= The Forest Giant =

The Forest Giant (French: Le Gigantesque) is a novel written by Adrien Le Corbeau, one of the pseudonyms of Romanian-born author Rudolf Bernhardt (1886–1932). An English translation was made in 1923 by T. E. Lawrence (as J. H. Ross), but both French and English versions have since fallen into obscurity.

The book was despised by Lawrence, who wrote the following while working on the translation:
At last this foul work: complete. Please have [it] typed and send [it] down that I may get it off my suffering chest before I burst. Damn Adrien le Corbeau and his rhetoric.
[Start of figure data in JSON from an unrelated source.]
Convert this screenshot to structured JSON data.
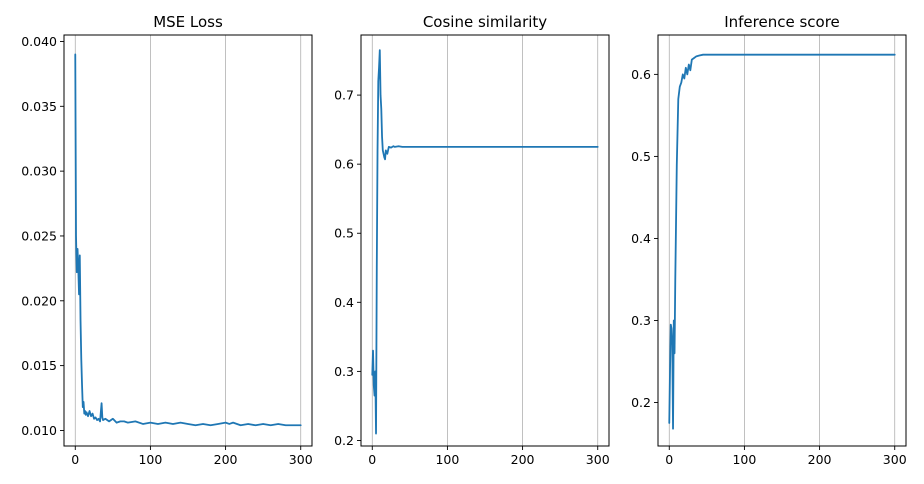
{
  "colors": {
    "series": "#1f77b4",
    "grid": "#b0b0b0"
  },
  "chart_data": [
    {
      "type": "line",
      "title": "MSE Loss",
      "xlabel": "",
      "ylabel": "",
      "grid": "x",
      "xlim": [
        -15,
        315
      ],
      "ylim": [
        0.0088,
        0.0405
      ],
      "xticks": [
        0,
        100,
        200,
        300
      ],
      "xtick_labels": [
        "0",
        "100",
        "200",
        "300"
      ],
      "yticks": [
        0.01,
        0.015,
        0.02,
        0.025,
        0.03,
        0.035,
        0.04
      ],
      "ytick_labels": [
        "0.010",
        "0.015",
        "0.020",
        "0.025",
        "0.030",
        "0.035",
        "0.040"
      ],
      "series": [
        {
          "x": [
            0,
            1,
            2,
            3,
            4,
            5,
            6,
            7,
            8,
            9,
            10,
            11,
            12,
            13,
            14,
            15,
            17,
            19,
            21,
            23,
            25,
            27,
            29,
            31,
            33,
            35,
            36,
            37,
            40,
            45,
            50,
            55,
            60,
            65,
            70,
            80,
            90,
            100,
            110,
            120,
            130,
            140,
            150,
            160,
            170,
            180,
            190,
            200,
            205,
            210,
            220,
            230,
            240,
            250,
            260,
            270,
            280,
            290,
            300
          ],
          "y": [
            0.039,
            0.025,
            0.0222,
            0.024,
            0.0225,
            0.0205,
            0.0235,
            0.0185,
            0.0155,
            0.0135,
            0.0118,
            0.0122,
            0.0113,
            0.0115,
            0.0112,
            0.0114,
            0.0111,
            0.0115,
            0.0111,
            0.0113,
            0.0109,
            0.011,
            0.0108,
            0.0109,
            0.0107,
            0.0121,
            0.011,
            0.0108,
            0.0109,
            0.0107,
            0.0109,
            0.0106,
            0.0107,
            0.0107,
            0.0106,
            0.0107,
            0.0105,
            0.0106,
            0.0105,
            0.0106,
            0.0105,
            0.0106,
            0.0105,
            0.0104,
            0.0105,
            0.0104,
            0.0105,
            0.0106,
            0.0105,
            0.0106,
            0.0104,
            0.0105,
            0.0104,
            0.0105,
            0.0104,
            0.0105,
            0.0104,
            0.0104,
            0.0104
          ]
        }
      ]
    },
    {
      "type": "line",
      "title": "Cosine similarity",
      "xlabel": "",
      "ylabel": "",
      "grid": "x",
      "xlim": [
        -15,
        315
      ],
      "ylim": [
        0.192,
        0.787
      ],
      "xticks": [
        0,
        100,
        200,
        300
      ],
      "xtick_labels": [
        "0",
        "100",
        "200",
        "300"
      ],
      "yticks": [
        0.2,
        0.3,
        0.4,
        0.5,
        0.6,
        0.7
      ],
      "ytick_labels": [
        "0.2",
        "0.3",
        "0.4",
        "0.5",
        "0.6",
        "0.7"
      ],
      "series": [
        {
          "x": [
            0,
            1,
            2,
            3,
            4,
            5,
            6,
            7,
            8,
            9,
            10,
            11,
            12,
            13,
            14,
            15,
            16,
            17,
            18,
            20,
            22,
            25,
            28,
            30,
            35,
            40,
            50,
            60,
            100,
            150,
            200,
            250,
            300
          ],
          "y": [
            0.295,
            0.33,
            0.28,
            0.265,
            0.3,
            0.21,
            0.45,
            0.62,
            0.72,
            0.74,
            0.765,
            0.7,
            0.68,
            0.64,
            0.62,
            0.615,
            0.61,
            0.607,
            0.62,
            0.615,
            0.625,
            0.624,
            0.626,
            0.625,
            0.626,
            0.625,
            0.625,
            0.625,
            0.625,
            0.625,
            0.625,
            0.625,
            0.625
          ]
        }
      ]
    },
    {
      "type": "line",
      "title": "Inference score",
      "xlabel": "",
      "ylabel": "",
      "grid": "x",
      "xlim": [
        -15,
        315
      ],
      "ylim": [
        0.147,
        0.648
      ],
      "xticks": [
        0,
        100,
        200,
        300
      ],
      "xtick_labels": [
        "0",
        "100",
        "200",
        "300"
      ],
      "yticks": [
        0.2,
        0.3,
        0.4,
        0.5,
        0.6
      ],
      "ytick_labels": [
        "0.2",
        "0.3",
        "0.4",
        "0.5",
        "0.6"
      ],
      "series": [
        {
          "x": [
            0,
            1,
            2,
            3,
            4,
            5,
            6,
            7,
            8,
            9,
            10,
            12,
            14,
            16,
            18,
            20,
            22,
            24,
            26,
            28,
            30,
            33,
            36,
            40,
            45,
            50,
            60,
            100,
            150,
            200,
            250,
            300
          ],
          "y": [
            0.175,
            0.24,
            0.295,
            0.29,
            0.27,
            0.168,
            0.3,
            0.26,
            0.35,
            0.42,
            0.49,
            0.57,
            0.585,
            0.59,
            0.6,
            0.595,
            0.608,
            0.6,
            0.612,
            0.605,
            0.618,
            0.62,
            0.622,
            0.623,
            0.624,
            0.624,
            0.624,
            0.624,
            0.624,
            0.624,
            0.624,
            0.624
          ]
        }
      ]
    }
  ]
}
The book is a magnificent idea, ruined by jejune bombast. My version is better than his: but dishonest here and there: but my stomach turned. Couldn't help it.
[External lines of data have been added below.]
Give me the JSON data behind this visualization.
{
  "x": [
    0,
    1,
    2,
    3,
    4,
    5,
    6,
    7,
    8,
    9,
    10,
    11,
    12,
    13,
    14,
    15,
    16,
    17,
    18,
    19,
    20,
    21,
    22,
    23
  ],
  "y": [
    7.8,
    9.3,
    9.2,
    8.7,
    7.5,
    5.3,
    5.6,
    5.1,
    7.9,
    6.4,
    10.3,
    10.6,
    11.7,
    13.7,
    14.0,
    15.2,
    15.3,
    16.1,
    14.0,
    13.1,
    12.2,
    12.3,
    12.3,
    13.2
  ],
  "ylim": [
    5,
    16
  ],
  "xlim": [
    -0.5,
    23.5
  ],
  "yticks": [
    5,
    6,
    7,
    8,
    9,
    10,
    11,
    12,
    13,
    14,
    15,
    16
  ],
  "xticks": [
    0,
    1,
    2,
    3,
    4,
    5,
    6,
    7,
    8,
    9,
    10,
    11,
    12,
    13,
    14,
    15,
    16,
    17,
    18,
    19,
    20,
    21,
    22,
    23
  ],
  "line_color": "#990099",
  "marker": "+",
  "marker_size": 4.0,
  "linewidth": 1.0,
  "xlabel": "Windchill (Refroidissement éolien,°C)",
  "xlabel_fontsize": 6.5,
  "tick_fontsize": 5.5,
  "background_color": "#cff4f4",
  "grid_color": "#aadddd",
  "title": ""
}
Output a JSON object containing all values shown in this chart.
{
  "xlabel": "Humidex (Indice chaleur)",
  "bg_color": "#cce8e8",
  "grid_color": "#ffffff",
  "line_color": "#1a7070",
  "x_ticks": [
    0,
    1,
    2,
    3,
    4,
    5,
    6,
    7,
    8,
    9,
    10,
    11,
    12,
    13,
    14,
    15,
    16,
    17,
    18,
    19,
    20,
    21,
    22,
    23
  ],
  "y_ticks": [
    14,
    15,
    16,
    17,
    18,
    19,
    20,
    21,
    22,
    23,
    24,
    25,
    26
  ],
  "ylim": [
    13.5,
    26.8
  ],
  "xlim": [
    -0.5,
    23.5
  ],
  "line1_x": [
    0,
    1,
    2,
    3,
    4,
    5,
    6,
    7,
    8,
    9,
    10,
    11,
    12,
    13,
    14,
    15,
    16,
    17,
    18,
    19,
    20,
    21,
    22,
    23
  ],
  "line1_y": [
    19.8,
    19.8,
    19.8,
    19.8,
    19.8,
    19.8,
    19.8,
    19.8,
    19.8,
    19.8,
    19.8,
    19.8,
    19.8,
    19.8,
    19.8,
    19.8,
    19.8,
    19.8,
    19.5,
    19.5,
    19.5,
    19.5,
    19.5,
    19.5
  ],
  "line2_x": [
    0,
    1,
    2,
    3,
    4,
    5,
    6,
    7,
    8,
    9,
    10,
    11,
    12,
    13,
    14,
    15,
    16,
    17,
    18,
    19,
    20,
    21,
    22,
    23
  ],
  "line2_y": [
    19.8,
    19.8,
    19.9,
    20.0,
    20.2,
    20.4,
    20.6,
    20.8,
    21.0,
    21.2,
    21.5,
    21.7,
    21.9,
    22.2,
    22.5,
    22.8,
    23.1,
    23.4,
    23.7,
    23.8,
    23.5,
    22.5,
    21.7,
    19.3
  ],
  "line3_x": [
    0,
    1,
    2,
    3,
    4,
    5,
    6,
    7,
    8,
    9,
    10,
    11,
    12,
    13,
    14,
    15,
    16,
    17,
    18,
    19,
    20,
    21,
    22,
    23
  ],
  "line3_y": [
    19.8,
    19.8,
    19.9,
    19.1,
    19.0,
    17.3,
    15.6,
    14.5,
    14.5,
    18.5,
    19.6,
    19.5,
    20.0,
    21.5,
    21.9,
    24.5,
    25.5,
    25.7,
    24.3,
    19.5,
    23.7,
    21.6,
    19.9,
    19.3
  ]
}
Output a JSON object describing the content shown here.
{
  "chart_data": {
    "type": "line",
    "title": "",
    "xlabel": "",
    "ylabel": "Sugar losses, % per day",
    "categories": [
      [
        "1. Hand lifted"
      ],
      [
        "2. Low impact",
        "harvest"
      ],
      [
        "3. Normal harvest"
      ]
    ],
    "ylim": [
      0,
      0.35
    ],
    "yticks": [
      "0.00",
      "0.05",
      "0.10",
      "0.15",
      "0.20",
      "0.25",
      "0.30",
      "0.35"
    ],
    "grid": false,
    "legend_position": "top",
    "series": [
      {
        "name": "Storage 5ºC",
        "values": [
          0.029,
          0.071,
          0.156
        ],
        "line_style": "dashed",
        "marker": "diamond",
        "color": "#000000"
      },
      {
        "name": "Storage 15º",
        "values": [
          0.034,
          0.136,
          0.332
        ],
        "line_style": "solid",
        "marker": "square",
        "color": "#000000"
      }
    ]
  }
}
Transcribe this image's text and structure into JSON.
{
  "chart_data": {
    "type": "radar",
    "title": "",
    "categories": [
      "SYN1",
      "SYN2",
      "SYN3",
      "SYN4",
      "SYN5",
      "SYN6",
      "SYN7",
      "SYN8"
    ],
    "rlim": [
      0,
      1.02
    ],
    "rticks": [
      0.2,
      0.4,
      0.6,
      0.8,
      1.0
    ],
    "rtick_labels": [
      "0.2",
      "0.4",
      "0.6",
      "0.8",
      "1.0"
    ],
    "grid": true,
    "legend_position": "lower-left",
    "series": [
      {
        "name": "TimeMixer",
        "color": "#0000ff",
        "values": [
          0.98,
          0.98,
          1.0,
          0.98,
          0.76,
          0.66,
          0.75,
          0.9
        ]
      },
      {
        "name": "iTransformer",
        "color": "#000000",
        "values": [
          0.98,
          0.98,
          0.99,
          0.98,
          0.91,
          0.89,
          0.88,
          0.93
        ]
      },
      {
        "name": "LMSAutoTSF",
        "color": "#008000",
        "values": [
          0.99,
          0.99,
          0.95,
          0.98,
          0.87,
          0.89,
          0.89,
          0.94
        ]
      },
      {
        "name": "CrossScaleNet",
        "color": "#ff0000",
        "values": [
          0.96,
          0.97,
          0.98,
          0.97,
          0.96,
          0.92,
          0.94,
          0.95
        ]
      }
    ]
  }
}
A second English edition (1935) was illustrated with woodcuts by Agnes Miller Parker.

French historian Maurice Larès wrote that, far from being a Francophobe as he is usually depicted in France, Lawrence was really a Francophile. Larès wrote: "But we should note that a man rarely devotes much of his time and effort to the study of a language and of the literature of a people he hates, unless this is in order to work for its destruction (Adolf Eichmann's behavior may be an instance of this), which was clearly not Lawrence's case. Had Lawrence really disliked the French, would he, even for financial reasons, have translated French novels into English? The quality of his translation of Le Gigantesque (The Forest Giant) reveals not only his conscientiousness as an artist but also a knowledge of French that can scarcely have derived from unfriendly feelings".